I suppose this story doesn’t seem that traumatic or emotional to one just reading it, but my experience totally changed my attitude toward GLBTQ folks. I went home after the memorial and prayed for a place of acceptance for gays and lesbians, and spent most of my prayer time weeping before God and asking how it could be true that God would reject these wonderful folks. I reached out to GLBTQ folks and tried to find be a place of trust and acceptance. Eventually closeted GLB folks came to me for help, some from my own denomination, even one pastor who remains in the closet today, and another pastor who was engaged to the daughter of a leader in an extremely conservative denomination and wondered if he should tell his fiance that he was gay. That was one of the five most stupid questions I have been asked in 34 years of ministry.
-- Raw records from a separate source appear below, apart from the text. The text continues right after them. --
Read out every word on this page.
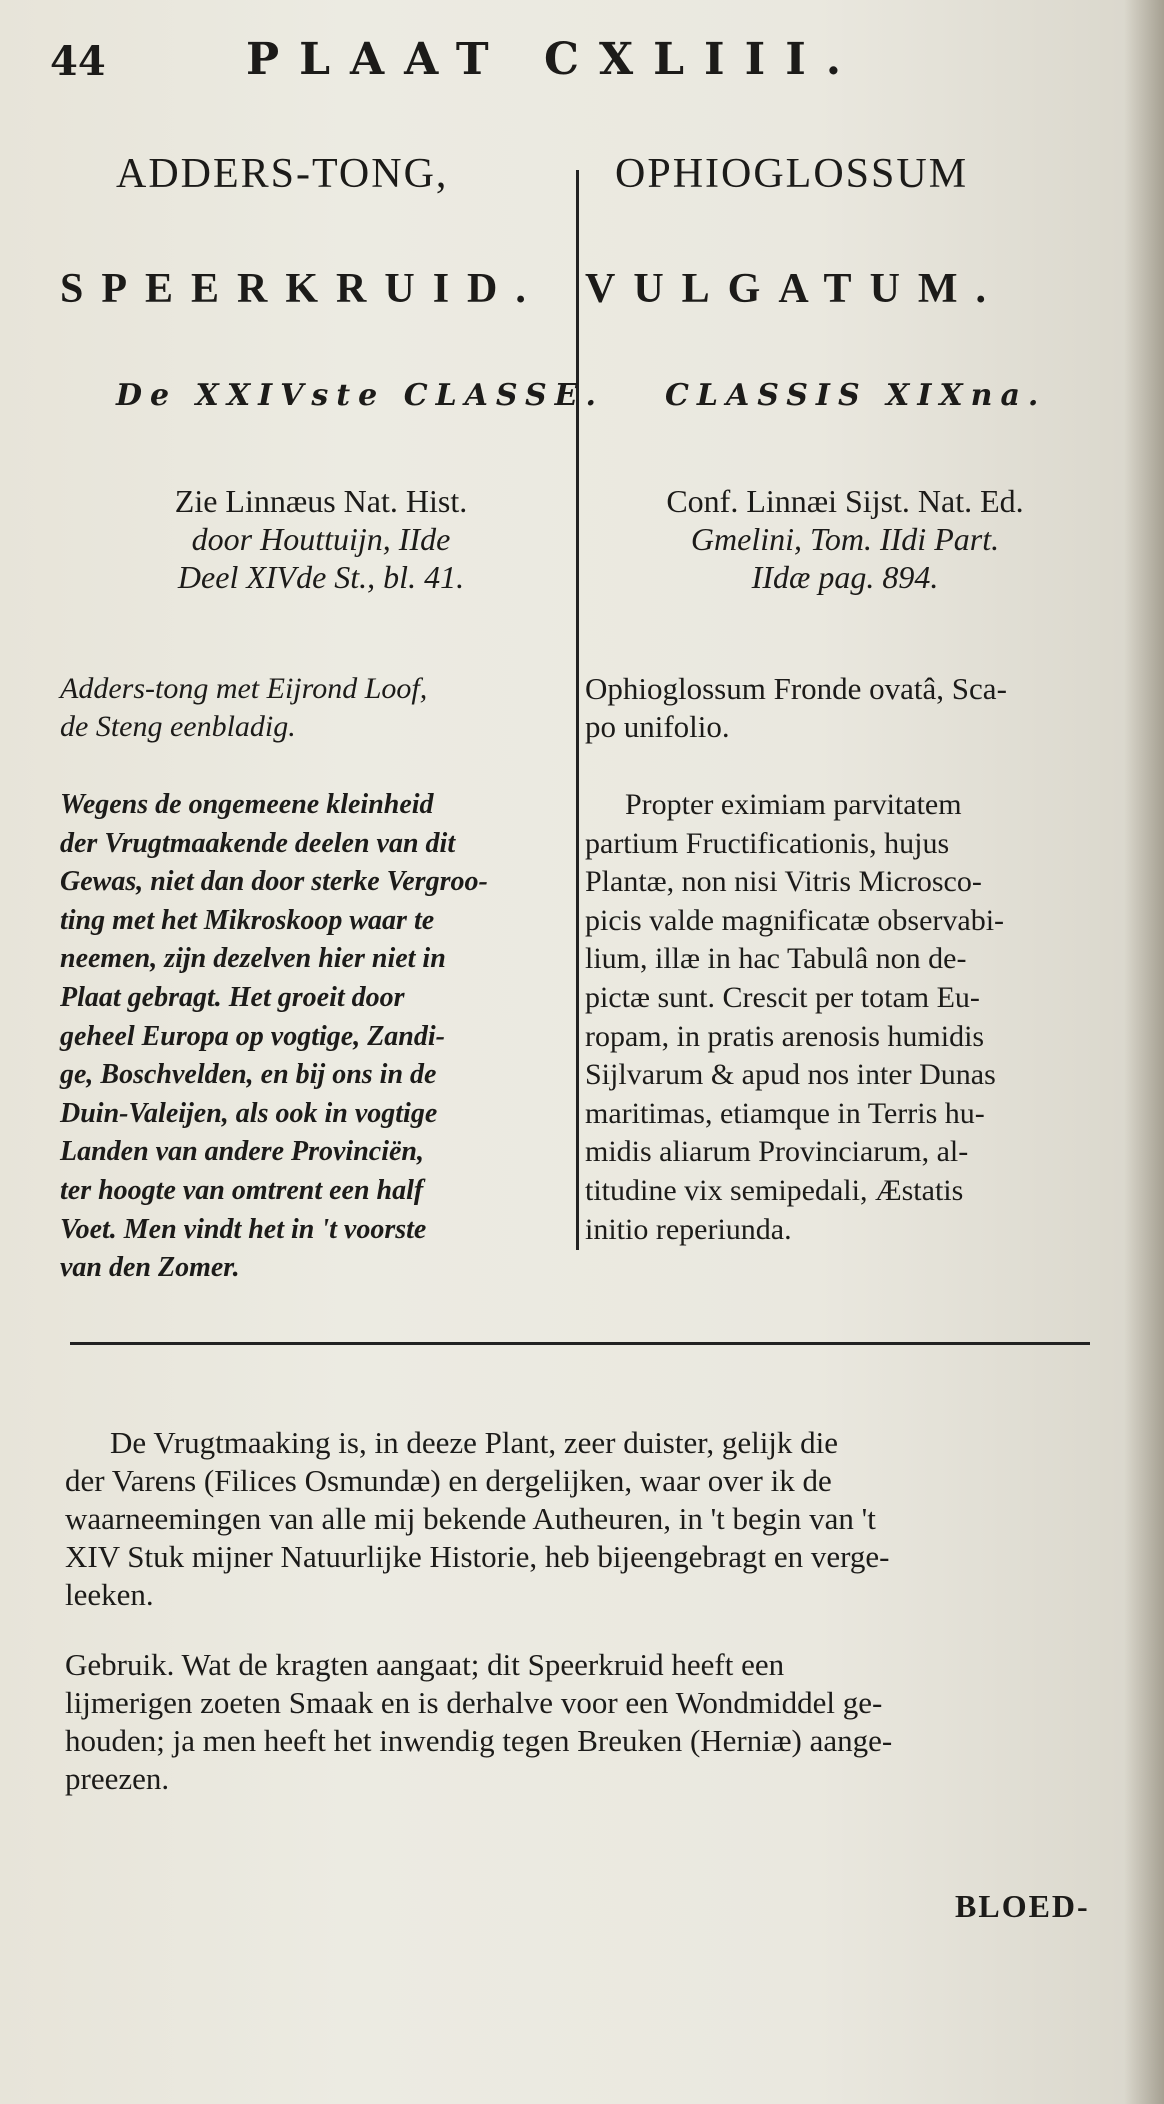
44	PLAAT CXLIII.
ADDERS-TONG,
SPEERKRUID.
De XXIVste CLASSE.
Zie Linnæus Nat. Hist.
door Houttuijn, IIde
Deel XIVde St., bl. 41.
Adders-tong met Eijrond Loof,
de Steng eenbladig.
Wegens de ongemeene kleinheid
der Vrugtmaakende deelen van dit
Gewas, niet dan door sterke Vergroo-
ting met het Mikroskoop waar te
neemen, zijn dezelven hier niet in
Plaat gebragt. Het groeit door
geheel Europa op vogtige, Zandi-
ge, Boschvelden, en bij ons in de
Duin-Valeijen, als ook in vogtige
Landen van andere Provinciën,
ter hoogte van omtrent een half
Voet. Men vindt het in 't voorste
van den Zomer.
OPHIOGLOSSUM
VULGATUM.
CLASSIS XIXna.
Conf. Linnæi Sijst. Nat. Ed.
Gmelini, Tom. IIdi Part.
IIdæ pag. 894.
Ophioglossum Fronde ovatâ, Sca-
po unifolio.
Propter eximiam parvitatem
partium Fructificationis, hujus
Plantæ, non nisi Vitris Microsco-
picis valde magnificatæ observabi-
lium, illæ in hac Tabulâ non de-
pictæ sunt. Crescit per totam Eu-
ropam, in pratis arenosis humidis
Sijlvarum & apud nos inter Dunas
maritimas, etiamque in Terris hu-
midis aliarum Provinciarum, al-
titudine vix semipedali, Æstatis
initio reperiunda.
De Vrugtmaaking is, in deeze Plant, zeer duister, gelijk die
der Varens (Filices Osmundæ) en dergelijken, waar over ik de
waarneemingen van alle mij bekende Autheuren, in 't begin van 't
XIV Stuk mijner Natuurlijke Historie, heb bijeengebragt en verge-
leeken.
Gebruik. Wat de kragten aangaat; dit Speerkruid heeft een
lijmerigen zoeten Smaak en is derhalve voor een Wondmiddel ge-
houden; ja men heeft het inwendig tegen Breuken (Herniæ) aange-
preezen.
BLOED-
I simply told him that there were no options if he loved her than to tell her immediately. Every other option would make her daily bear the weight of his dishonesty.
It was such a joy to be in place where I could reach out in a loving way to GLBTQ people. It was an incredibly meaningful ministry.
But I was left with the same questions. How COULD an unconditionally loving God exclude gays from the kingdom? How could we be so cruel and judgmental towards them? How could we not care enough to bring them into the church and let them use their gifts for the sake of others? Although 25 years have passed since I met Paul and Rick, I still weep over the pain, rejection, belittlement, and shame my dear GLBTQ friends are made to feel.